In the early 1990s, Marion Creech was among the 11 adult volunteers from Kentucky that became nationally certified instructors in 4-H Shooting Sports, a program that was just gaining traction across the state. During the national certification process, he and the other Kentucky participants decided to start a camp to teach young Kentuckians how to safely handle and maintain shooting equipment.

“It’s very safety oriented, and it’s been a total success,” said Creech, who is the state coordinator for the 4-H Shooting Sports Education Program, which includes camp.

His wife, Judy, also has been involved since the beginning as a member of the camp’s planning committee and currently is a nationally certified coordinator and instructor for the camp. She is a program assistant for 4-H youth development in Nelson County with the University of Kentucky Cooperative Extension Service.

At camp, 4-H’ers learn proper safety measures in each of the program’s six disciplines: rifle, pistol, trap, black powder, archery and hunter challenge. Young people who do not have their hunter education card from Kentucky Department of Fish and Wildlife Resources take classes during camp to receive certification. The card is a requirement to obtain a hunting license once young people reach a certain age. Those who have their cards go to classes focusing on appreciation of the outdoors and the environment

“The camp provides a fun, hands-on learning opportunity in an outdoor setting where our youth learn about how to responsibly and safely use firearms and archery equipment,” said Donna Fox, 4-H youth development specialist for camping and shooting sports.

Marion Creech said 50 campers attended the first camp in 1993. Today, the camp accepts 120 campers and quickly reaches capacity. Safety is the top priority with a 1-to-5, adult-to-camper ratio.
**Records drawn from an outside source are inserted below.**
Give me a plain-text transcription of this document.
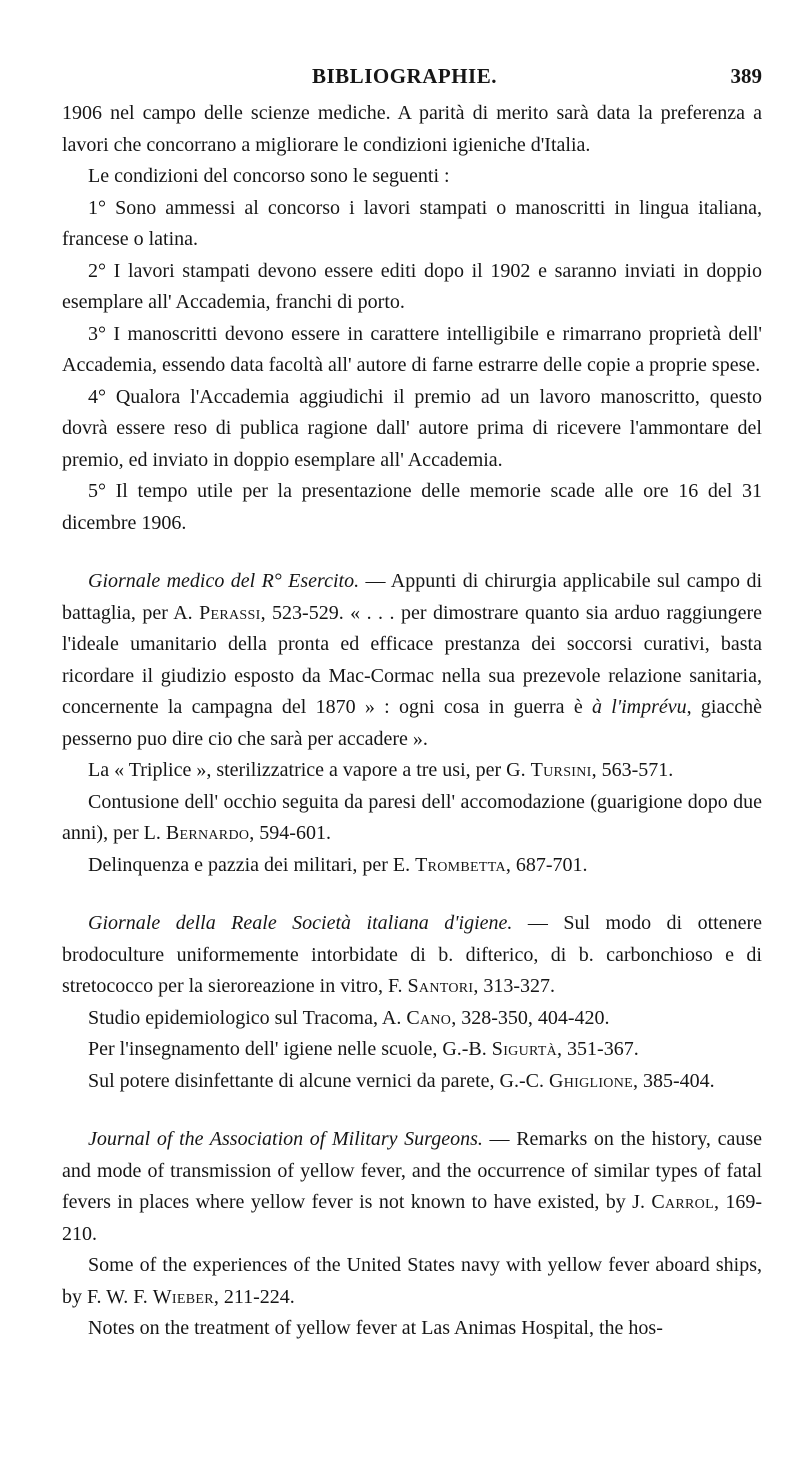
BIBLIOGRAPHIE.	389

1906 nel campo delle scienze mediche. A parità di merito sarà data la preferenza a lavori che concorrano a migliorare le condizioni igieniche d'Italia.

Le condizioni del concorso sono le seguenti :

1° Sono ammessi al concorso i lavori stampati o manoscritti in lingua italiana, francese o latina.

2° I lavori stampati devono essere editi dopo il 1902 e saranno inviati in doppio esemplare all' Accademia, franchi di porto.

3° I manoscritti devono essere in carattere intelligibile e rimarrano proprietà dell' Accademia, essendo data facoltà all' autore di farne estrarre delle copie a proprie spese.

4° Qualora l'Accademia aggiudichi il premio ad un lavoro manoscritto, questo dovrà essere reso di publica ragione dall' autore prima di ricevere l'ammontare del premio, ed inviato in doppio esemplare all' Accademia.

5° Il tempo utile per la presentazione delle memorie scade alle ore 16 del 31 dicembre 1906.

Giornale medico del R° Esercito. — Appunti di chirurgia applicabile sul campo di battaglia, per A. Perassi, 523-529. « . . . per dimostrare quanto sia arduo raggiungere l'ideale umanitario della pronta ed efficace prestanza dei soccorsi curativi, basta ricordare il giudizio esposto da Mac-Cormac nella sua prezevole relazione sanitaria, concernente la campagna del 1870 » : ogni cosa in guerra è à l'imprévu, giacchè pesserno puo dire cio che sarà per accadere ».

La « Triplice », sterilizzatrice a vapore a tre usi, per G. Tursini, 563-571.

Contusione dell' occhio seguita da paresi dell' accomodazione (guarigione dopo due anni), per L. Bernardo, 594-601.

Delinquenza e pazzia dei militari, per E. Trombetta, 687-701.

Giornale della Reale Società italiana d'igiene. — Sul modo di ottenere brodoculture uniformemente intorbidate di b. difterico, di b. carbonchioso e di stretococco per la sieroreazione in vitro, F. Santori, 313-327.

Studio epidemiologico sul Tracoma, A. Cano, 328-350, 404-420.

Per l'insegnamento dell' igiene nelle scuole, G.-B. Sigurtà, 351-367.

Sul potere disinfettante di alcune vernici da parete, G.-C. Ghiglione, 385-404.

Journal of the Association of Military Surgeons. — Remarks on the history, cause and mode of transmission of yellow fever, and the occurrence of similar types of fatal fevers in places where yellow fever is not known to have existed, by J. Carrol, 169-210.

Some of the experiences of the United States navy with yellow fever aboard ships, by F. W. F. Wieber, 211-224.

Notes on the treatment of yellow fever at Las Animas Hospital, the hos-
“We stress safety at 4-H Shooting Sports Camp,” said Tony Rose, camp coordinator and Adair County agent for 4-H youth development. “We tell the campers that this isn’t something you horse around with— that will get you sent home in a hurry.”

Without faithful and enthusiastic volunteers like the Creeches, the camp wouldn’t happen, Rose said.

“They run the ranges and teach the classes,” he said.

Judy Creech said the young people and the kinship they’ve developed within the shooting sports community have kept her and her husband involved with the program.

“It’s been the experience of a lifetime,” she said. “There’s a bond between shooting sports enthusiasts that can’t be explained. It’s a very special group of people. The children who went to camp stay with it as adult volunteers, and now their kids are interested.”